In his one page statement, he describes his own process in coming to a decision—talking to friends and doctors, a bishop and the pleas of different groups. “In the end,” he writes, “I was left to reflect on what I would want in the face of my own death.”
“I do not know what I would do if I were dying in prolonged and excruciating pain. I am certain, however, that it would be a comfort to consider the options afforded by this bill. And I wouldn’t deny that right to others.”
I suspect most people reading this will agree with Governor Brown; one might choose to face one’s own final days in any number of ways. But who is any of us to deny reasonable options to anyone else?
It’s the great problem, really, of the Catholic position against assisted suicide—on the face of it, it doesn’t seem grounded in the mercy and compassion one expects of the church, particularly at such a profoundly personal and difficult moment. One can argue until one is blue in the face that in fact pain management is not the problem that people fear it is, that in fact in Oregon, where assisted suicide has been legal for decades, most who choose that path do not do so because of pain. But still, there are cases, such as that of Britney Maynard, in which the pain cannot be managed. And the Catholic option of medicating the patient near or into a coma seems a meaningless, if not in some cases a cruel distinction.
But here is the danger of which we must stay aware: that assisted suicide becomes the cheap alternative to health care. That might sound ridiculous, great for a movie script but not ever the way things will work in reality. And, it must be acknowledged, the California legislators have worked to ensure that insurance companies will not be able to change what they cover as a result of this alternative.
But it’s also true that this legislation was brought forward over the summer during a special session in which Governor Brown had specifically been asking the legislators to help him brainstorm ways of dealing with rising health care costs. And alongside this bill, nothing of substance was done to address that financial issue.
As Edward Dolejsi, executive director of the California Catholic Conference pointed out in mid-September, “To its promoters, ABx2-15 is about compassion and choice. Where is the compassion when Medi-Cal won’t pay for pain relief but the Legislature responds by making physician assisted suicide ‘affordable?’

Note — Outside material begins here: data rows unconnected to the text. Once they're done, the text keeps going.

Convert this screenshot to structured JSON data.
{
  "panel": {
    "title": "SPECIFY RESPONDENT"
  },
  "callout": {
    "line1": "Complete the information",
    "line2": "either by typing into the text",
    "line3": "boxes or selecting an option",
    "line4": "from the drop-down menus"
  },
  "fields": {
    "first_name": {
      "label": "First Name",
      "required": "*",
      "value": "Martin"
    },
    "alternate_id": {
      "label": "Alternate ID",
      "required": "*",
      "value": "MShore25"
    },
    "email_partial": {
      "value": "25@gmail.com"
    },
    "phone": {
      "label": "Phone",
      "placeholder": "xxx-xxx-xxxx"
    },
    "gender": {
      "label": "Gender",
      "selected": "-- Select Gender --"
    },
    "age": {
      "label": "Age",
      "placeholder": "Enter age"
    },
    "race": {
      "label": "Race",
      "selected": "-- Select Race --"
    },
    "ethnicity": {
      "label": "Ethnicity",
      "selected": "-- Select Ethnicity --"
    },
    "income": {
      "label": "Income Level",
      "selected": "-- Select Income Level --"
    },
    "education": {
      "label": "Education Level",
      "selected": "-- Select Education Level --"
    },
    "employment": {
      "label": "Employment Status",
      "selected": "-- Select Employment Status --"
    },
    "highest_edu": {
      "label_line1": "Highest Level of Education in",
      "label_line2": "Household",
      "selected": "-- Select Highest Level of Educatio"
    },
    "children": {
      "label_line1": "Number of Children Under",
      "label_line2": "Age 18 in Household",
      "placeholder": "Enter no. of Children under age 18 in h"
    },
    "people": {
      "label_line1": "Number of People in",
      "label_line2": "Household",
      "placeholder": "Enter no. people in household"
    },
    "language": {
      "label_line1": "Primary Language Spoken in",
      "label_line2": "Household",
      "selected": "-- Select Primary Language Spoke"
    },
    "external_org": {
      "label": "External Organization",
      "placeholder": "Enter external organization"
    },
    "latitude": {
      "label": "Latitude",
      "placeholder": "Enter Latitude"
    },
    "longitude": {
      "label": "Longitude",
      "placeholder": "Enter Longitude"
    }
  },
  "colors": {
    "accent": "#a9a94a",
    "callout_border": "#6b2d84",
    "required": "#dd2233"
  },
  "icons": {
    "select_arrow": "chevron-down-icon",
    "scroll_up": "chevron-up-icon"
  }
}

“And where is the choice when literally millions of Californians are told there is no coverage for second opinions or their cancer care, but look, we’ve made suicide an affordable option?”
California disability advocate Justin Harford echoes these concerns, noting that those Californians who live in poorer communities or rural communities, as he does, do not receive the same health care as elsewhere. “They’re not as likely to get sufficient pain management, they’re not as likely to get sufficient testing—we see this in the disability community, too.” The consequence is, as Dolejsi states, there is no real choice. “If you don’t have the right to choose to get chemotherapy when you get cancer, then it’s rather a phony choice to say you can ‘choose’ assisted suicide.”
Admittedly, these are possible outcomes, doomsday scenarios, as are the oft-expressed fears that giving doctors the ability to help end a life will make some people less likely to trust them, or that the terminally ill or disabled may end up feeling pressured to die, or that no matter what the legislature might think, insurance companies are almost certainly going to find ways to steer people out of treatment and into suicide. What will actually come of this new law, which today gives those with six months or less to live the right to have a physician prescribe them medicine, is still to be seen.
But we would be well advised to keep our legislators’ feet to the flame. In the California legislative debate politician after politician rose to speak in a heartfelt way about the demands of compassion. But to express concern about the way a person dies and at the same time not fund their ability to live or receive proper care is not compassion but inhumanity and expediency.